Inwestor tłumaczy jednak, że przepisy nie nakładają bezwzględnego obowiązku zastosowania w tunelu urządzeń oczyszczania powietrza, a żaden organ nie wskazał też takiego obowiązku. Niemniej przewidziana została ich późniejsza realizacja, gdyby okazało się to uzasadnione.
Mieszkający na Ursynowie nie chcą jednak czekać, oczekują, że filtry powstaną wraz z puszczeniem ruchu w tunelu.
W czerwcu tego roku 9 organizacji społeczno-politycznych, w tym działające na terenie Ursynowa i Wilanowa, zawarły pakt na rzecz filtrów POW. Domagają się w nim zapewnienie mieszkańcom Ursynowa „dostępu do czystego powietrza” i zamontowania filtrów oczyszczających powietrze na wyrzutniach spalin z tunelu POW, które, jak stwierdzają, są w obecnych czasach niezbędnym elementem infrastruktury technicznej przy tego typu inwestycji. Brak filtrów spowoduje zanieczyszczenie powietrza na Ursynowie szkodliwymi dla zdrowia i środowiska substancjami – przestrzegają.
Sygnatariusz Paktu zwrócili się w tej sprawie do ministra infrastruktury prosząc o spotkanie.

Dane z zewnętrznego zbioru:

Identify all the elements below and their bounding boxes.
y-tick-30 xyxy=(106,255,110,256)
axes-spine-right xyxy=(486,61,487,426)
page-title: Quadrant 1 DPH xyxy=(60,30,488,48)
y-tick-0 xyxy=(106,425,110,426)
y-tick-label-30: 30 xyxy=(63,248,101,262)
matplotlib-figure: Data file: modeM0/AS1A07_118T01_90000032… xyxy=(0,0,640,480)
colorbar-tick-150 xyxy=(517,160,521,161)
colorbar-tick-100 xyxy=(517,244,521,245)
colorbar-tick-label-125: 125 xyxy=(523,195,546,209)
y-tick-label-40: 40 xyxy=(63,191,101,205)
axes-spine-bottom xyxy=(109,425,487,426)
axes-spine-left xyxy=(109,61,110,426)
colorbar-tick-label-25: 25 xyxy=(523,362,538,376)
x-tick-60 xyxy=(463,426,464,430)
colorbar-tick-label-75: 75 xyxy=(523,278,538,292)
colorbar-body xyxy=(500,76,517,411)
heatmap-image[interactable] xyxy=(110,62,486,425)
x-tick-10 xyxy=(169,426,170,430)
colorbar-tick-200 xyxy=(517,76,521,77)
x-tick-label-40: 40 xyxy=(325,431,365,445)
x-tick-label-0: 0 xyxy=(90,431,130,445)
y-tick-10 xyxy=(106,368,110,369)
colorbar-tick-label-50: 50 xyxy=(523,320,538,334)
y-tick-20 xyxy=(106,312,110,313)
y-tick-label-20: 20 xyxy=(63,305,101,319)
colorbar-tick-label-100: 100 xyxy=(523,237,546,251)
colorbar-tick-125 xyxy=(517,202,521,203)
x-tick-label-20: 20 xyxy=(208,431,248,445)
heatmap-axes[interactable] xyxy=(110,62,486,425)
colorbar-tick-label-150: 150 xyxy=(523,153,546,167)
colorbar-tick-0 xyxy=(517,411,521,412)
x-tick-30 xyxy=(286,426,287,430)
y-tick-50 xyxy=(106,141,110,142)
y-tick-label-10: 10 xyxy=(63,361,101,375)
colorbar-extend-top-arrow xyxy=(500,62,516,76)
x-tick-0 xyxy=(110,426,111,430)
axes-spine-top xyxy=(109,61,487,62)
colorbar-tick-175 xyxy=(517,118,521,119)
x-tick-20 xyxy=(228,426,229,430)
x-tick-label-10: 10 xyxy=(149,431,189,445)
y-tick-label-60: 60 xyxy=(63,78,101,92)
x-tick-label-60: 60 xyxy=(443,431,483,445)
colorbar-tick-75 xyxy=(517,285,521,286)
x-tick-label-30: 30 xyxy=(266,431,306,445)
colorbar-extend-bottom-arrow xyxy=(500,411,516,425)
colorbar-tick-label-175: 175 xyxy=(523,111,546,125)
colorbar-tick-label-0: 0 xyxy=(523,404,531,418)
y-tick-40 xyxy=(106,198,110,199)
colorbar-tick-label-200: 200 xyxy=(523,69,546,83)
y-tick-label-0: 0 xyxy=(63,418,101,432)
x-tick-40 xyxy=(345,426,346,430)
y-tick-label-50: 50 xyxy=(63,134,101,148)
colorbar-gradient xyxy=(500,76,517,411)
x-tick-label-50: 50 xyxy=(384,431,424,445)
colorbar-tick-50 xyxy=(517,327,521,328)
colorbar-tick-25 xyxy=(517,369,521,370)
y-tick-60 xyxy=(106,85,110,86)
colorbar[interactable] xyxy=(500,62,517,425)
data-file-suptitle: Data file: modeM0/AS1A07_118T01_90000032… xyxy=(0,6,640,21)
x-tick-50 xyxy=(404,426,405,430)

Ministerstwo odnosząc się do apelu, przypomniało, że analizy środowiskowe nie wskazują na konieczność montowania filtrów na etapie realizacji, ale umowa z wykonawcą przewiduje ich montaż w zależności od potrzeb.
Biorąc pod uwagę spodziewane prognozy ruchu, a w szczególności stale zwiększający się ruch w obrębie Warszawy, Ministerstwo Infrastruktury uznało, że montaż filtrów w ramach realizacji Południowej Obwodnicy Warszawy będzie niezbędny. MI zapewnia, że w krótkim czasie po oddaniu drogi do ruchu będzie wykonana analiza, która wykaże jakiego rodzaju filtry będą potrzebne. „Generalna Dyrekcja Dróg Krajowych i Autostrad przeprowadzi analizę niezwłocznie po uruchomieniu drogi, nie oczekując na pierwotnie wskazany w decyzji środowiskowej roczny termin jej wykonania.” – obiecał resort.
To w zasadzie podobna deklaracja do tej, jaką już wcześniej w tej sprawie złożył minister infrastruktury Andrzej Adamczyk.